Да, в этой трагикомической фазе мысленного эксперимента не худо, наверное, остановиться. Ведь если бы Соснин, эксплуатируя образные взвихрения, которые заигрывались с принципом обратимости, действительно вздумал выслужиться, прикинув недурной вариант разжиться премией или должностью за неурочную сборку, он тут же поставил бы крест на своих художествах.
В том-то и фокус!
Какой там ураган, какой пожар!
Слухи были бы задушены в зародыше, комиссию бы не создали, уголовное дело не возбудили.
А трещины в домах-угрозах замазали потихоньку, чтобы без помех справлять юбилей, бесценные фото и дневники истлели бы, так и не попав к Соснину, и он бы невзрачно продолжал жить, как жил раньше, и эта скамейка бы пустовала или кто-то другой, своими безумствами одержимый, плыл бы на ней сквозь ропоты больничного сада, и всё-всё-всё было бы не так, как задумывалось, сцепления бы рассыпались. Даже неутомимый Остап Степанович блестел бы очками по какому-нибудь другому поводу, хотя тоже особо важному, и при любых обстоятельствах правонарушения фанатично отстаивал бы питающую законность научную истину, а уж отпускник-таксист смягчал бы солнечные ожоги на плечах и спине вазелином или мацони и преспокойно догуливал по профсоюзной путёвке отпуск, попивая чачу в пурпурной тишине закатного часа, а поутру, когда расплавленный диск выкатывается из-за гор, отводил бы душу в азартных лодочных погонях за косяками ставриды, огибающей по весне Зелёный мыс, чтобы в поисках корма для мальков подойти близко-близко к Кобулетти, к знаменитым на весь мир пляжам из розовой, одна к одной, гальки.

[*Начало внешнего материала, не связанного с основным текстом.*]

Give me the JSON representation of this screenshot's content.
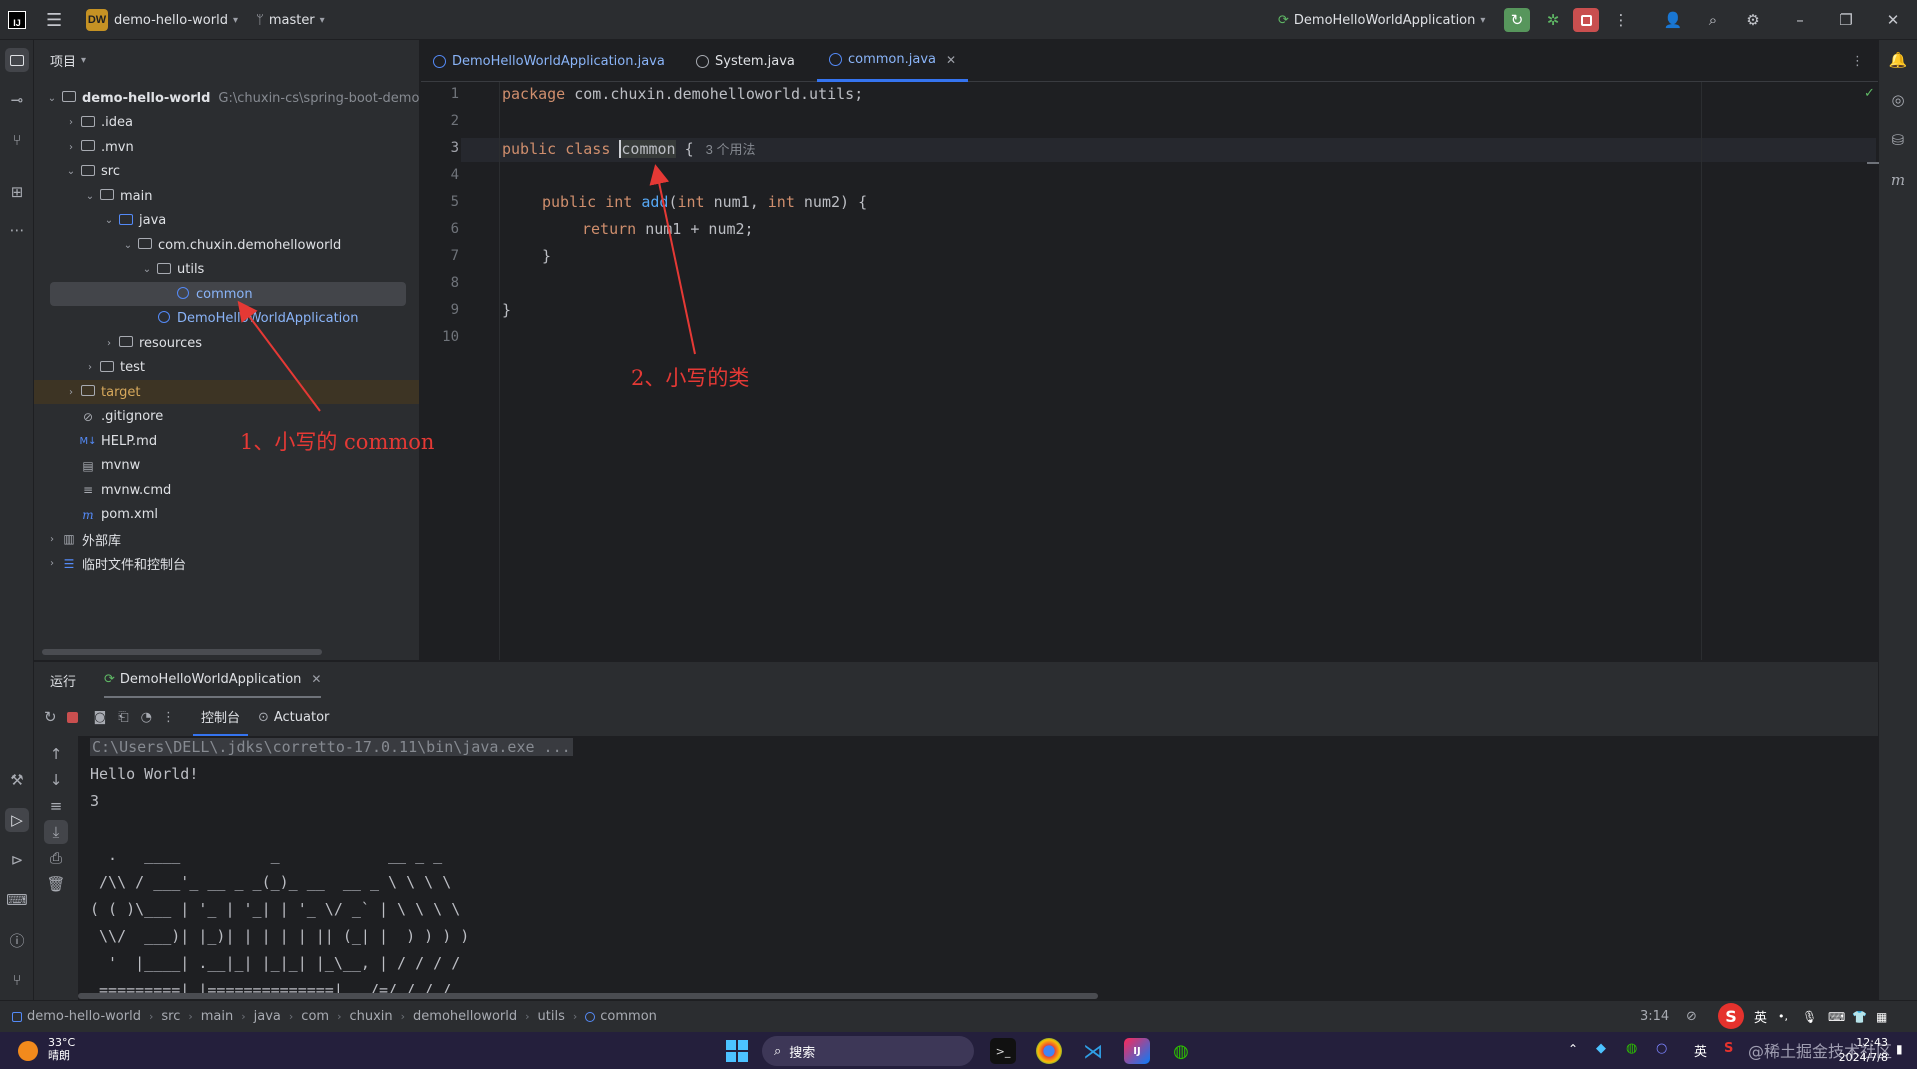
{
  "titlebar": {
    "project_badge": "DW",
    "project_name": "demo-hello-world",
    "branch": "master",
    "run_config": "DemoHelloWorldApplication"
  },
  "project_panel": {
    "header": "项目",
    "tree": [
      {
        "label": "demo-hello-world",
        "path": "G:\\chuxin-cs\\spring-boot-demo",
        "depth": 0,
        "expanded": true,
        "icon": "folder-icon",
        "bold": true
      },
      {
        "label": ".idea",
        "depth": 1,
        "expanded": false,
        "icon": "folder-icon"
      },
      {
        "label": ".mvn",
        "depth": 1,
        "expanded": false,
        "icon": "folder-icon"
      },
      {
        "label": "src",
        "depth": 1,
        "expanded": true,
        "icon": "folder-icon"
      },
      {
        "label": "main",
        "depth": 2,
        "expanded": true,
        "icon": "folder-icon"
      },
      {
        "label": "java",
        "depth": 3,
        "expanded": true,
        "icon": "folder-icon"
      },
      {
        "label": "com.chuxin.demohelloworld",
        "depth": 4,
        "expanded": true,
        "icon": "package-icon"
      },
      {
        "label": "utils",
        "depth": 5,
        "expanded": true,
        "icon": "package-icon"
      },
      {
        "label": "common",
        "depth": 6,
        "icon": "class-icon",
        "selected": true
      },
      {
        "label": "DemoHelloWorldApplication",
        "depth": 5,
        "icon": "spring-class-icon"
      },
      {
        "label": "resources",
        "depth": 3,
        "expanded": false,
        "icon": "folder-icon"
      },
      {
        "label": "test",
        "depth": 2,
        "expanded": false,
        "icon": "folder-icon"
      },
      {
        "label": "target",
        "depth": 1,
        "expanded": false,
        "icon": "folder-icon",
        "excluded": true
      },
      {
        "label": ".gitignore",
        "depth": 1,
        "icon": "ignore-file-icon"
      },
      {
        "label": "HELP.md",
        "depth": 1,
        "icon": "markdown-icon"
      },
      {
        "label": "mvnw",
        "depth": 1,
        "icon": "script-icon"
      },
      {
        "label": "mvnw.cmd",
        "depth": 1,
        "icon": "text-file-icon"
      },
      {
        "label": "pom.xml",
        "depth": 1,
        "icon": "maven-icon"
      },
      {
        "label": "外部库",
        "depth": 0,
        "expanded": false,
        "icon": "library-icon"
      },
      {
        "label": "临时文件和控制台",
        "depth": 0,
        "expanded": false,
        "icon": "scratch-icon"
      }
    ]
  },
  "editor": {
    "tabs": [
      {
        "label": "DemoHelloWorldApplication.java",
        "active": false
      },
      {
        "label": "System.java",
        "active": false
      },
      {
        "label": "common.java",
        "active": true
      }
    ],
    "line_numbers": [
      "1",
      "2",
      "3",
      "4",
      "5",
      "6",
      "7",
      "8",
      "9",
      "10"
    ],
    "current_line": "3",
    "code": {
      "l1_kw": "package",
      "l1_rest": " com.chuxin.demohelloworld.utils;",
      "l3_kw": "public class ",
      "l3_name": "common",
      "l3_rest": " {",
      "l3_inlay": "3 个用法",
      "l5_kw1": "public int ",
      "l5_fn": "add",
      "l5_rest1": "(",
      "l5_kw2": "int",
      "l5_rest2": " num1, ",
      "l5_kw3": "int",
      "l5_rest3": " num2) {",
      "l6_kw": "return",
      "l6_rest": " num1 + num2;",
      "l7": "}",
      "l9": "}"
    }
  },
  "annotations": {
    "a1": "1、小写的 common",
    "a2": "2、小写的类"
  },
  "run_panel": {
    "title": "运行",
    "run_tab": "DemoHelloWorldApplication",
    "console_tab": "控制台",
    "actuator_tab": "Actuator",
    "console_lines": [
      "C:\\Users\\DELL\\.jdks\\corretto-17.0.11\\bin\\java.exe ...",
      "Hello World!",
      "3",
      "",
      "  .   ____          _            __ _ _",
      " /\\\\ / ___'_ __ _ _(_)_ __  __ _ \\ \\ \\ \\",
      "( ( )\\___ | '_ | '_| | '_ \\/ _` | \\ \\ \\ \\",
      " \\\\/  ___)| |_)| | | | | || (_| |  ) ) ) )",
      "  '  |____| .__|_| |_|_| |_\\__, | / / / /",
      " =========|_|==============|___/=/_/_/_/"
    ]
  },
  "statusbar": {
    "breadcrumbs": [
      "demo-hello-world",
      "src",
      "main",
      "java",
      "com",
      "chuxin",
      "demohelloworld",
      "utils",
      "common"
    ],
    "caret_position": "3:14",
    "ime_lang": "英"
  },
  "taskbar": {
    "weather_temp": "33°C",
    "weather_desc": "晴朗",
    "search_placeholder": "搜索",
    "tray_lang": "英",
    "time": "12:43",
    "date": "2024/7/8",
    "watermark": "@稀土掘金技术社区"
  }
}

И о чём тогда, – пусть не «о чём», пусть «что» – если бы в итоге ничего не случилось с башней, если бы все сделали вид, что ничего и не рушилось, Соснин бы мог написать?
Тем более, что он и сам усмехался – упал, обрушившись, поставленный на попа брусок, потом – встал, наново собравшись, брусок… зачем было ввязываться?
– А я еду, а я еду за туманом… – дежурный толкал к хозяйственному двору тележку с позвякивавшими пустыми кухонными бачками; скоро ужин.
Сборка служила подвижным образным фоном; одновременно с вроде бы необязательной сборкой, которая чуть ли не спонтанно затеялась на краю сознания, Соснин, фиксируя попутные интуитивные открытия – как опять не вспомнить о деконструкции? – умудрялся видеть много всего другого; рассматривал, пересматривал…
Это похоже было на то, как его привезли, провели по коридору – пока вели, он переполнялся энергией, мечтами-желаниями – и шёл, легко шёл, казалось, бежал, летел на выросших крыльях, потом щёлкнула замком последняя дверь. В забранном решёткой окне палаты простиралась до придавленного маревом горизонта ломкая ржавчина крыш, ветерок серебрил тополя, засмотревшиеся в гофрированную протоку, пятна куриной слепоты догорали у нагих стен, а там, за брандмауэрами, подступавшими к Пряжке, за крышами, куполом, склеивались в панораму рустованные дворцы с арочными окнами, белоколонными портиками, а на фоне декоративного, возбуждающего великолепия Соснин почему-то мог увидеть себя, заплаканного, с вымазанными зелёнкой коленками, деда, утешавшего его, молодых отца с матерью, нудно выясняющих отношения, думая, что он спит…
Вся Коломна лежала как на ладони; дома наползали один на другой, их проекции наслаивались, спрессовывались в сгусток невыразимой плотности, будто монолит с торчавшими тут и там пучками деревьев нигде не рассекали улицы, реки. Закутавшись в тюль на балконе деда, над маслянистой Мойкой, можно было в который раз осмотреться… Там, над крышами, если глянуть вверх по течению Мойки, красовался Исаакий, а там, если обернуться, среди прочно сшитых заплаток крыш, чуть отпоровшийся рыжеватый лоскуток, да это же дом напротив мостика! – трёхгранный эркер пробивает карниз острой башенкой, с балкончика стекает плющ, вон там, чуть правее – пухлые грязноватые фасады выстроились вдоль узкого прямого канала, слева – чёрный, как заношенная галоша, буксир с канареечно-жёлтой рубкой, грузные, тускло поблескивающие старой жестью резервуары, заборы, трубы.
Редкостное собрание унылых пёстрых несообразностей!